If you don’t take your atty’s apart and back together what is the point of cleaning. I drop all my atty parts into the wash basin with hot water. Hardly ever use soap and the tooth brush gives the coils a quick one two scrub.

Out the hot water onto a Towel, then use the air compressor to dry everything. Put it all back together with some
VG to lube all the required parts and all is good to go.

On average I clean between 4 and 8 atty’s at a time like this. Don’t get the need for a Ultrasonic Cleaner, nothing hot water, occasional dash of unscented liquid soap and a tooth brush can’t handle.

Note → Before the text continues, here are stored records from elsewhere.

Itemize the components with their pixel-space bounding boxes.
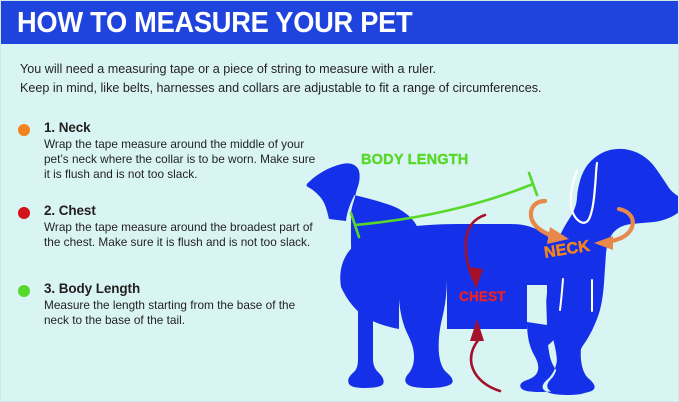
intro-line-2: Keep in mind, like belts, harnesses and … [20,79,660,98]
step-title-neck: 1. Neck [44,119,308,136]
bullet-dot-icon-chest [18,207,30,219]
step-description-chest: Wrap the tape measure around the broades… [44,220,316,250]
step-item-chest: 2. Chest Wrap the tape measure around th… [18,202,308,250]
pet-measuring-infographic: HOW TO MEASURE YOUR PET You will need a … [0,0,679,402]
intro-paragraph: You will need a measuring tape or a piec… [20,60,660,98]
label-chest: CHEST [459,289,506,304]
label-body-length: BODY LENGTH [361,152,468,168]
step-title-body-length: 3. Body Length [44,280,308,297]
header-bar: HOW TO MEASURE YOUR PET [1,1,679,44]
dog-head-icon [547,149,679,279]
step-title-chest: 2. Chest [44,202,308,219]
step-item-neck: 1. Neck Wrap the tape measure around the… [18,119,308,183]
bullet-dot-icon-neck [18,124,30,136]
step-description-body-length: Measure the length starting from the bas… [44,298,316,328]
bullet-dot-icon-body-length [18,285,30,297]
intro-line-1: You will need a measuring tape or a piec… [20,60,660,79]
step-item-body-length: 3. Body Length Measure the length starti… [18,280,308,328]
step-description-neck: Wrap the tape measure around the middle … [44,137,316,183]
page-title: HOW TO MEASURE YOUR PET [17,7,412,39]
measurement-steps-list: 1. Neck Wrap the tape measure around the… [18,119,308,344]
dog-measurement-diagram: BODY LENGTH NECK CHEST [301,97,679,402]
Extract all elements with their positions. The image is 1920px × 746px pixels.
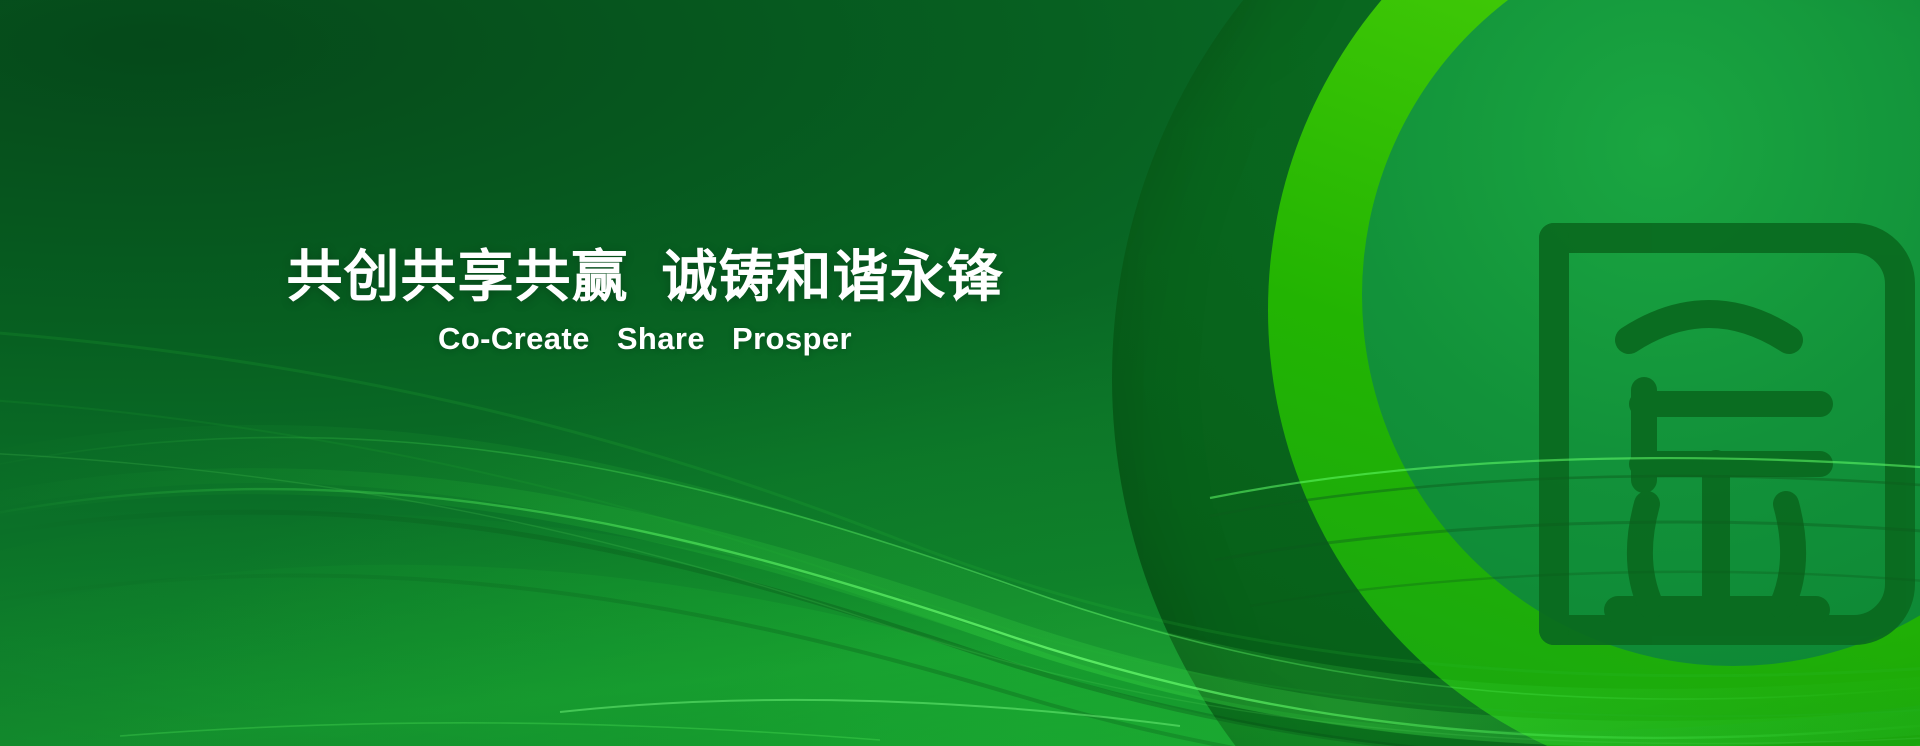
slogan-headline-chinese: 共创共享共赢 诚铸和谐永锋 bbox=[0, 246, 1290, 309]
banner-root: 共创共享共赢 诚铸和谐永锋 Co-Create Share Prosper bbox=[0, 0, 1920, 746]
slogan-subline-english: Co-Create Share Prosper bbox=[0, 321, 1290, 357]
slogan-block: 共创共享共赢 诚铸和谐永锋 Co-Create Share Prosper bbox=[0, 246, 1290, 357]
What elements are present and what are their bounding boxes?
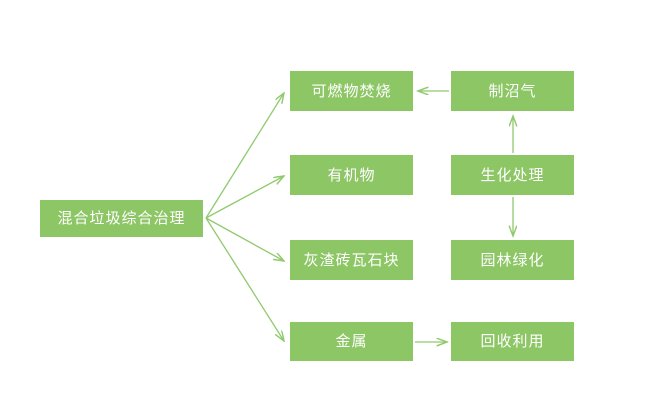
node-source[interactable]: 混合垃圾综合治理	[40, 200, 203, 237]
node-biochem[interactable]: 生化处理	[451, 155, 574, 195]
edge-source-to-metal	[206, 218, 284, 341]
node-biogas[interactable]: 制沼气	[451, 71, 574, 111]
node-source-label: 混合垃圾综合治理	[57, 211, 185, 226]
node-incinerate-label: 可燃物焚烧	[311, 84, 391, 99]
node-landscape-label: 园林绿化	[480, 253, 544, 268]
node-metal[interactable]: 金属	[290, 322, 413, 361]
edge-source-to-incinerate	[206, 93, 284, 218]
node-organic[interactable]: 有机物	[290, 155, 413, 195]
node-recycle[interactable]: 回收利用	[451, 322, 574, 361]
flowchart-canvas: 混合垃圾综合治理 可燃物焚烧 有机物 灰渣砖瓦石块 金属 制沼气 生化处理 园林…	[0, 0, 648, 416]
node-incinerate[interactable]: 可燃物焚烧	[290, 71, 413, 111]
node-organic-label: 有机物	[327, 168, 375, 183]
node-biochem-label: 生化处理	[480, 168, 544, 183]
edge-source-to-organic	[206, 176, 284, 218]
node-recycle-label: 回收利用	[480, 334, 544, 349]
node-biogas-label: 制沼气	[488, 84, 536, 99]
node-metal-label: 金属	[335, 334, 367, 349]
node-landscape[interactable]: 园林绿化	[451, 240, 574, 280]
node-ash-label: 灰渣砖瓦石块	[303, 253, 399, 268]
node-ash[interactable]: 灰渣砖瓦石块	[290, 240, 413, 280]
edge-source-to-ash	[206, 218, 284, 261]
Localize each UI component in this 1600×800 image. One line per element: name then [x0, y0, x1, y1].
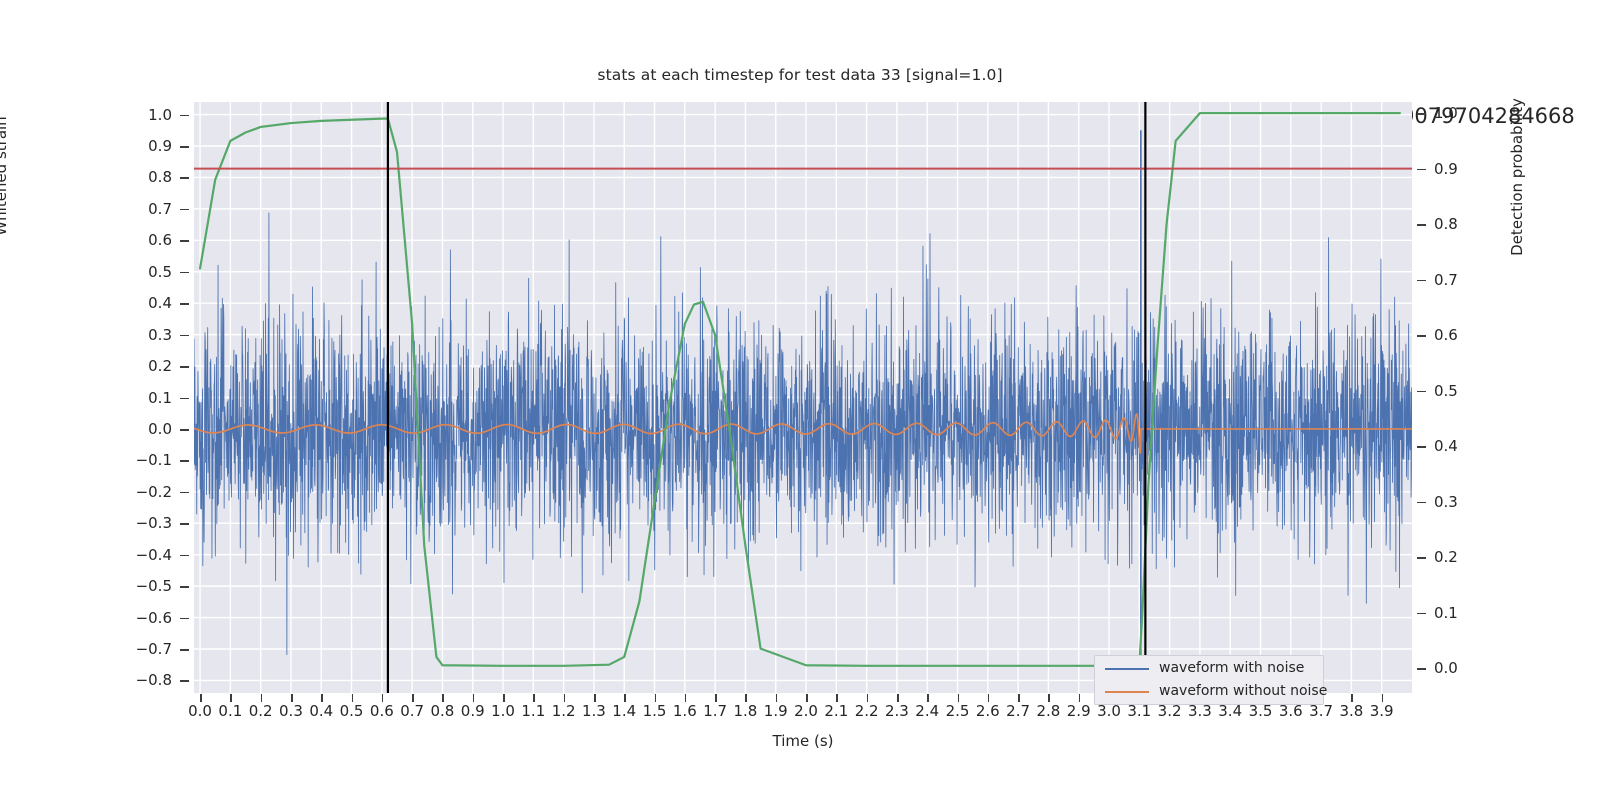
x-axis-tick-label: 2.6 [971, 702, 1005, 720]
y-axis-right-tick-label: 1.0 [1434, 104, 1494, 122]
y-axis-left-tickmark [180, 460, 189, 462]
y-axis-left-tick-label: 0.8 [110, 168, 172, 186]
x-axis-tick-label: 2.4 [910, 702, 944, 720]
y-axis-right-tickmark [1417, 113, 1426, 115]
y-axis-right-tick-label: 0.7 [1434, 271, 1494, 289]
y-axis-right-tickmark [1417, 280, 1426, 282]
x-axis-tick-label: 0.5 [335, 702, 369, 720]
y-axis-left-tick-label: 0.0 [110, 420, 172, 438]
x-axis-tick-label: 1.4 [607, 702, 641, 720]
y-axis-left-tickmark [180, 303, 189, 305]
x-axis-tickmark [715, 694, 717, 702]
y-axis-left-tickmark [180, 366, 189, 368]
x-axis-tick-label: 3.9 [1365, 702, 1399, 720]
x-axis-tick-label: 2.1 [819, 702, 853, 720]
y-axis-right-tick-label: 0.4 [1434, 437, 1494, 455]
y-axis-left-tick-label: 0.6 [110, 231, 172, 249]
x-axis-tickmark [624, 694, 626, 702]
y-axis-right-tickmark [1417, 557, 1426, 559]
x-axis-tick-label: 2.8 [1031, 702, 1065, 720]
y-axis-left-tickmark [180, 618, 189, 620]
x-axis-tick-label: 1.2 [547, 702, 581, 720]
x-axis-tick-label: 2.0 [789, 702, 823, 720]
x-axis-tickmark [1048, 694, 1050, 702]
x-axis-tick-label: 1.3 [577, 702, 611, 720]
y-axis-left-tick-label: 0.4 [110, 294, 172, 312]
x-axis-tickmark [806, 694, 808, 702]
legend-swatch-without-noise [1105, 691, 1149, 693]
y-axis-right-tick-label: 0.8 [1434, 215, 1494, 233]
x-axis-tickmark [291, 694, 293, 702]
y-axis-left-tick-label: 0.3 [110, 326, 172, 344]
legend-item-with-noise: waveform with noise [1095, 657, 1323, 681]
x-axis-tick-label: 1.0 [486, 702, 520, 720]
y-axis-left-tick-label: −0.5 [110, 577, 172, 595]
y-axis-left-label: Whitened strain [0, 66, 10, 286]
y-axis-left-tick-label: −0.1 [110, 451, 172, 469]
x-axis-tick-label: 0.2 [244, 702, 278, 720]
x-axis-tick-label: 0.9 [456, 702, 490, 720]
y-axis-right-tick-label: 0.1 [1434, 604, 1494, 622]
y-axis-right-tick-label: 0.5 [1434, 382, 1494, 400]
y-axis-left-tick-label: 0.7 [110, 200, 172, 218]
y-axis-left-tickmark [180, 177, 189, 179]
y-axis-left-tickmark [180, 335, 189, 337]
x-axis-tickmark [685, 694, 687, 702]
y-axis-left-tickmark [180, 586, 189, 588]
x-axis-tick-label: 0.7 [395, 702, 429, 720]
x-axis-tick-label: 1.6 [668, 702, 702, 720]
x-axis-tick-label: 1.7 [698, 702, 732, 720]
x-axis-tick-label: 2.5 [941, 702, 975, 720]
y-axis-right-tickmark [1417, 502, 1426, 504]
legend: waveform with noise waveform without noi… [1094, 655, 1324, 705]
x-axis-tickmark [321, 694, 323, 702]
x-axis-tickmark [594, 694, 596, 702]
y-axis-left-tick-label: 0.1 [110, 389, 172, 407]
x-axis-tickmark [442, 694, 444, 702]
x-axis-tickmark [261, 694, 263, 702]
x-axis-tick-label: 1.8 [728, 702, 762, 720]
page-title: stats at each timestep for test data 33 … [0, 66, 1600, 84]
y-axis-left-tick-label: −0.7 [110, 640, 172, 658]
x-axis-tick-label: 2.2 [850, 702, 884, 720]
x-axis-tickmark [352, 694, 354, 702]
y-axis-left-tickmark [180, 209, 189, 211]
x-axis-tickmark [1018, 694, 1020, 702]
x-axis-tick-label: 1.5 [638, 702, 672, 720]
legend-item-without-noise: waveform without noise [1095, 680, 1323, 704]
x-axis-tickmark [1079, 694, 1081, 702]
x-axis-tickmark [927, 694, 929, 702]
y-axis-right-tick-label: 0.9 [1434, 160, 1494, 178]
y-axis-right-tickmark [1417, 169, 1426, 171]
plot-area [194, 102, 1412, 693]
x-axis-tick-label: 0.8 [425, 702, 459, 720]
x-axis-label: Time (s) [194, 732, 1412, 750]
x-axis-tickmark [230, 694, 232, 702]
y-axis-right-tickmark [1417, 224, 1426, 226]
y-axis-left-tickmark [180, 398, 189, 400]
y-axis-left-tick-label: −0.4 [110, 546, 172, 564]
y-axis-left-tickmark [180, 680, 189, 682]
y-axis-right-label: Detection probability [1508, 57, 1526, 297]
x-axis-tick-label: 0.6 [365, 702, 399, 720]
x-axis-tickmark [382, 694, 384, 702]
x-axis-tick-label: 0.4 [304, 702, 338, 720]
y-axis-left-tickmark [180, 272, 189, 274]
y-axis-left-tickmark [180, 492, 189, 494]
x-axis-tickmark [1351, 694, 1353, 702]
y-axis-left-tickmark [180, 146, 189, 148]
y-axis-left-tick-label: 0.2 [110, 357, 172, 375]
x-axis-tickmark [533, 694, 535, 702]
y-axis-left-tickmark [180, 429, 189, 431]
x-axis-tick-label: 2.7 [1001, 702, 1035, 720]
y-axis-left-tick-label: 0.9 [110, 137, 172, 155]
y-axis-left-tickmark [180, 555, 189, 557]
data-layer [194, 102, 1412, 693]
x-axis-tickmark [776, 694, 778, 702]
y-axis-left-tick-label: −0.3 [110, 514, 172, 532]
x-axis-tick-label: 2.9 [1062, 702, 1096, 720]
y-axis-right-tick-label: 0.0 [1434, 659, 1494, 677]
x-axis-tickmark [745, 694, 747, 702]
x-axis-tickmark [200, 694, 202, 702]
y-axis-left-tick-label: −0.2 [110, 483, 172, 501]
x-axis-tickmark [564, 694, 566, 702]
x-axis-tick-label: 1.1 [516, 702, 550, 720]
y-axis-right-tickmark [1417, 335, 1426, 337]
y-axis-right-tick-label: 0.2 [1434, 548, 1494, 566]
legend-swatch-with-noise [1105, 668, 1149, 670]
y-axis-right-tick-label: 0.6 [1434, 326, 1494, 344]
x-axis-tickmark [836, 694, 838, 702]
y-axis-right-tickmark [1417, 446, 1426, 448]
x-axis-tickmark [473, 694, 475, 702]
y-axis-left-tick-label: 0.5 [110, 263, 172, 281]
x-axis-tick-label: 0.1 [213, 702, 247, 720]
x-axis-tickmark [503, 694, 505, 702]
x-axis-tick-label: 3.8 [1334, 702, 1368, 720]
figure-canvas: stats at each timestep for test data 33 … [0, 0, 1600, 800]
legend-label-with-noise: waveform with noise [1159, 660, 1304, 676]
x-axis-tick-label: 0.0 [183, 702, 217, 720]
y-axis-left-tick-label: 1.0 [110, 106, 172, 124]
x-axis-tick-label: 1.9 [759, 702, 793, 720]
x-axis-tickmark [988, 694, 990, 702]
x-axis-tickmark [412, 694, 414, 702]
legend-label-without-noise: waveform without noise [1159, 683, 1327, 699]
y-axis-right-tick-label: 0.3 [1434, 493, 1494, 511]
y-axis-right-tickmark [1417, 391, 1426, 393]
y-axis-left-tick-label: −0.8 [110, 671, 172, 689]
y-axis-left-tickmark [180, 523, 189, 525]
y-axis-left-tick-label: −0.6 [110, 609, 172, 627]
x-axis-tick-label: 2.3 [880, 702, 914, 720]
x-axis-tickmark [867, 694, 869, 702]
x-axis-tickmark [958, 694, 960, 702]
y-axis-right-tickmark [1417, 613, 1426, 615]
y-axis-left-tickmark [180, 115, 189, 117]
x-axis-tickmark [897, 694, 899, 702]
y-axis-right-tickmark [1417, 668, 1426, 670]
x-axis-tick-label: 0.3 [274, 702, 308, 720]
x-axis-tickmark [1382, 694, 1384, 702]
y-axis-left-tickmark [180, 649, 189, 651]
y-axis-left-tickmark [180, 240, 189, 242]
x-axis-tickmark [655, 694, 657, 702]
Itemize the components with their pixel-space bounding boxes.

And the best part is the jigsaw puzzle I have in front of you when reassembling, so good for my OCD

Reactions: Like 2 | Agree 2 | Funny 1 | Informative 1


----------



## Chanelr (7/8/19)

GSM500 said:


> I bought one of these.
> 
> View attachment 174141
> 
> ...


I have the same one and super happy with it. @CJB85 you can check out my review on it if you want too 

Edit : Just saw now #hashtag will be stocking the coil master one. No idea at what cost.

Reactions: Like 2


----------



## Room Fogger (7/8/19)

I have the same one as @Chanelr , and I use it every 2 to 4 cleans. It works for me and the tanks and especially drip tips come out super clean, I just add a bit of Milton to the water as well. 

I think that these models are not as powerful as some of the other UC’s on the market, maybe that can make a difference, and I have seen no damage on anything I’ve put in there, either paint wise or o-ring wise. Just have to do a good o-ring lube as it removes everything from the atty. 

I’m very happy with mine and the Rta’s and Rda’s just seem to vape nicer once I have done this. Coils also come out good and clean and fresh.

Reactions: Like 1 | Agree 3


----------